Etichettato: Quantitative Tightening Around the Globe: What Have We Learned

Le prospettive complicate del Quantitative Tightening

Che ci aspettino tempi magri ormai è chiaro a tutti. Non tanto e non solo perché nessuno si aspetta che la crescita del prodotto globale sarà robusta – ci si accontenta di un ritmo capace di coprire il costo dei debiti – o perché le difficoltà politiche internazionali la mettono continuamente a rischio. Ma soprattutto perché si va essiccando sempre più la cornucopia che in quest’ultimo ventennio ha alimentato i sogni di grandezza di tutti i governi e riempito – letteralmente – di denaro i forzieri delle banche: il denaro di banca centrale.

Un bel paper del Nber, “Quantitative Tightening Around the Globe: What Have We Learned?” racconta con grande dovizia di dettagli i primi esiti del Quantitative Tightening (QT) che ormai ha preso il posto del Quantitative Easing (QE) delle banche centrali, i cui effetti si vedono nel rialzo dei tassi di interesse, e quindi dei rendimenti delle obbligazioni governative, e nel dimagrire dei bilanci delle banche centrali, che hanno pure iniziato a macinare perdite, essendo ancora imbottite di debito comprato con i tassi rasoterra che oggi vale assai meno di prima.

Il dimagrimento di questi bilanci era ampiamente atteso.

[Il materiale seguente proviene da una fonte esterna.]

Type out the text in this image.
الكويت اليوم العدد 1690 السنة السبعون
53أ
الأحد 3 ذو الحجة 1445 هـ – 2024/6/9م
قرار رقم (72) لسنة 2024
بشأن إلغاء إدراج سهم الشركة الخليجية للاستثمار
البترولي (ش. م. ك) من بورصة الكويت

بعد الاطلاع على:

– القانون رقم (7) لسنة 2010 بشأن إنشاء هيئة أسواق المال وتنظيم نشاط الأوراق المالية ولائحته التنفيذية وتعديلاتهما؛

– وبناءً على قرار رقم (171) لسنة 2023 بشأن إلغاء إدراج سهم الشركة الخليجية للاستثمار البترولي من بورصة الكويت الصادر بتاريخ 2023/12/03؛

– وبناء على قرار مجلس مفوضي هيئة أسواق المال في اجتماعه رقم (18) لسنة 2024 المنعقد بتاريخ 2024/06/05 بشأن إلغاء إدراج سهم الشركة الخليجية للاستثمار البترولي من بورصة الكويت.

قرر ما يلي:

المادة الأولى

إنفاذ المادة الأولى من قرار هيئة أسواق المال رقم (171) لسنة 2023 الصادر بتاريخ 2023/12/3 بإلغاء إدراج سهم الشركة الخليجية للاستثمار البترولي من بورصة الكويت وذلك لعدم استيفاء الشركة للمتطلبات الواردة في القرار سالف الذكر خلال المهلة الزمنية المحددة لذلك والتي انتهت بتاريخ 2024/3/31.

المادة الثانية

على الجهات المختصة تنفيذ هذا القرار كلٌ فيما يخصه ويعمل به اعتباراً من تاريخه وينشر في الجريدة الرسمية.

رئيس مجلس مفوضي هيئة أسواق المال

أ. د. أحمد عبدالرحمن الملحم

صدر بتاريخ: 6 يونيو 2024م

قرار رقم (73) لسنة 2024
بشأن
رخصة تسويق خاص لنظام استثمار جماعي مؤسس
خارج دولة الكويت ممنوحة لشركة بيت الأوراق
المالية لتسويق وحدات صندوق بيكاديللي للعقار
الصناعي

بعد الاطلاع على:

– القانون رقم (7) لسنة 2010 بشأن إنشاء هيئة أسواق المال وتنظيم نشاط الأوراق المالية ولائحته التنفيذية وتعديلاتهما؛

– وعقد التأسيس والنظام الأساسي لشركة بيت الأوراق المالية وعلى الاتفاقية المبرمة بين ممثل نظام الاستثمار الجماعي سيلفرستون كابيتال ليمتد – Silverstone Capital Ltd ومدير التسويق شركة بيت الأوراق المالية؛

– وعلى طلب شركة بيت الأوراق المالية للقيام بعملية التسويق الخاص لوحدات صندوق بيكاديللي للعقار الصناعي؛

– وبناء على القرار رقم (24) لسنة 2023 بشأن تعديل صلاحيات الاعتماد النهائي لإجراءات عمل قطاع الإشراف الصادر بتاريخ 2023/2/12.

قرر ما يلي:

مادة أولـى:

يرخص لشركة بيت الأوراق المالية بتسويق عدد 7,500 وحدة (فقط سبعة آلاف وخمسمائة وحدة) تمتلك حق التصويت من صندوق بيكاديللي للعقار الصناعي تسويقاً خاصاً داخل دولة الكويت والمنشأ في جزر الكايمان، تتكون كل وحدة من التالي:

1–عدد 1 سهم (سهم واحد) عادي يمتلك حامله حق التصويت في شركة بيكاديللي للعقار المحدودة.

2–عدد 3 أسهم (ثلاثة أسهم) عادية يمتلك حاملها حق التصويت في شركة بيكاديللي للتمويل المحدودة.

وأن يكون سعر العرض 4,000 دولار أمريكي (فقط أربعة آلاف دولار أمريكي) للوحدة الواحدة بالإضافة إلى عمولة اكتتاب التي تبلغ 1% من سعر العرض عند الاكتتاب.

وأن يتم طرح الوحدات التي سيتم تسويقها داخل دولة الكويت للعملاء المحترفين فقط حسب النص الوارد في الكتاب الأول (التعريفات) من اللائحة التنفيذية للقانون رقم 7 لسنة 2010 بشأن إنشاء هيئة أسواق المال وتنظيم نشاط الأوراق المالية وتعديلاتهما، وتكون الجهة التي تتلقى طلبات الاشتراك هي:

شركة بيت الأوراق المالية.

Non è stato repentino, ma deciso si, e gli effetti si possono intuire guardando il grafico sotto, che riepiloga questo alleggerimento nelle principali giurisdizioni osservate dagli autori dello studio.

Ciò ha provocato un aumento dei rendimenti. Anche questo previsto e quindi ampiamente atteso. Perciò non è stato particolarmente traumatico per l’autorità fiscale. A quanto pare il sistema finanziario internazionale, e in particolare gli acquirenti non bancari, è stato in grado di assorbire le nuove emissioni che sostituivano quelle scadute e non più acquistate dalle banche centrali.

Per il momento, quindi, il sistema si sta normalizzando senza troppi scossoni. Ciò non vuol dire che tali scossoni non possano emergere nei prossimi anni, quando il volume del dimagrimento dei bilanci delle banche centrali è destinato a crescere, specie di fronte a un’inflazione che seppure in regresso sembra ancora esprimere diversi rischi.

Dal grafico che apre questo post, si osserva che dal picco del 2021, quando i bilanci combinati delle banche centrali quotavano 8 trilioni, si prevede che si arriverà alla metà entro il 2025. Ciò significa che, in un contesto di debito che non accenna a diminuire, sarà necessario trovare sempre più soggetti disposti a sottoscriverlo, essendo venuta meno una grande categoria di acquirenti – le banche centrali – che per molti anni hanno calmierato le tensioni.

I mercati, insomma, dovranno far da soli. Fino a un certo punto, ovviamente. La premura con la quale le banche centrali lavorano per orientare le aspettative verso l’idea di una riduzione imminente dei tassi, fa capire che i guardiani della stabilità monetaria e finanziaria sono sempre pronti a interventi di qualche tipo. E anche questo i mercati lo sanno benissimo.

Di fronte a una crisi improvvisa, il QT può finire tranquillamente in stand by. Sempre che l’inflazione, più resistente di quanto sembri, non ci metta lo zampino. E questo magari può provocare sorprese assai poco gradite.